Самым ужаснейшим воспоминанием его было то, как он оказался вчера «низок и гадок», не по тому одному, что был пьян, а потому, что ругал перед девушкой, пользуясь ее положением, из глупо-поспешной ревности, ее жениха, не зная не только их взаимных между собой отношений и обязательств, но даже и человека-то не зная порядочно. Да и какое право имел он судить о нем так поспешно и опрометчиво? И кто звал его в судьи! И разве может такое существо, как Авдотья Романовна, отдаваться недостойному человеку за деньги? Стало быть, есть же и в нем достоинства. Нумера? Да почему же он в самом деле мог узнать, что это такие нумера? Ведь готовит же он квартиру… фу, как это все низко! И что за оправдание, что он был пьян? Глупая отговорка, еще более его унижающая! В вине — правда, и правда-то вот вся и высказалась, «то есть вся-то грязь его завистливого, грубого сердца высказалась»! И разве позволительна хоть сколько-нибудь такая мечта ему, Разумихину? Кто он сравнительно с такою девушкой, — он, пьяный буян и вчерашний хвастун? «Разве возможно такое циническое и смешное сопоставление?» Разумихин отчаянно покраснел при этой мысли, и вдруг, как нарочно, в это же самое мгновение, ясно припомнилось ему, как он говорил им вчера, стоя на лестнице, что хозяйка приревнует его к Авдотье Романовне… это уж было невыносимо. Со всего размаху ударил он кулаком по кухонной печке, повредил себе руку и вышиб один кирпич.
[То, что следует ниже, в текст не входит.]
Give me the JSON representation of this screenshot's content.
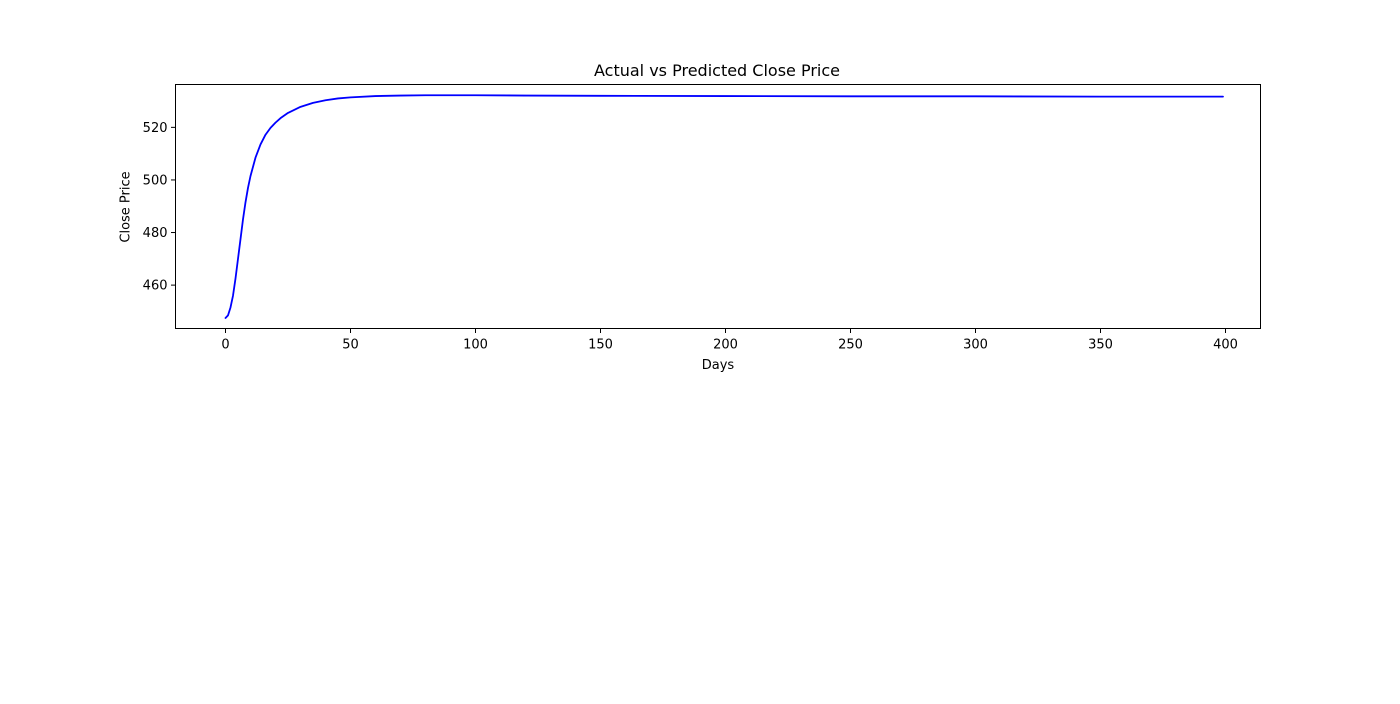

«Конечно, — пробормотал он про себя через минуту, с каким-то чувством самоунижения, — конечно, всех этих пакостей не закрасить и не загладить теперь никогда… а стало быть, и думать об этом нечего, а потому явиться молча и… исполнить свои обязанности… тоже молча, и… и не просить извинения, и ничего не говорить, и… и уж, конечно, теперь все погибло!»

И, однако ж, одеваясь, он осмотрел свой костюм тщательнее обыкновенного. Другого платья у него не было, а если б и было, он, быть может, и не надел бы его, — «так, нарочно бы не надел». Но во всяком случае циником и грязною неряхой нельзя оставаться: он не имеет права оскорблять чувства других, тем более что те, другие, сами в нем нуждаются и сами зовут к себе. Платье свое он тщательно отчистил щеткой. Белье же было на нем всегда сносное; на этот счет он был особенно чистоплотен.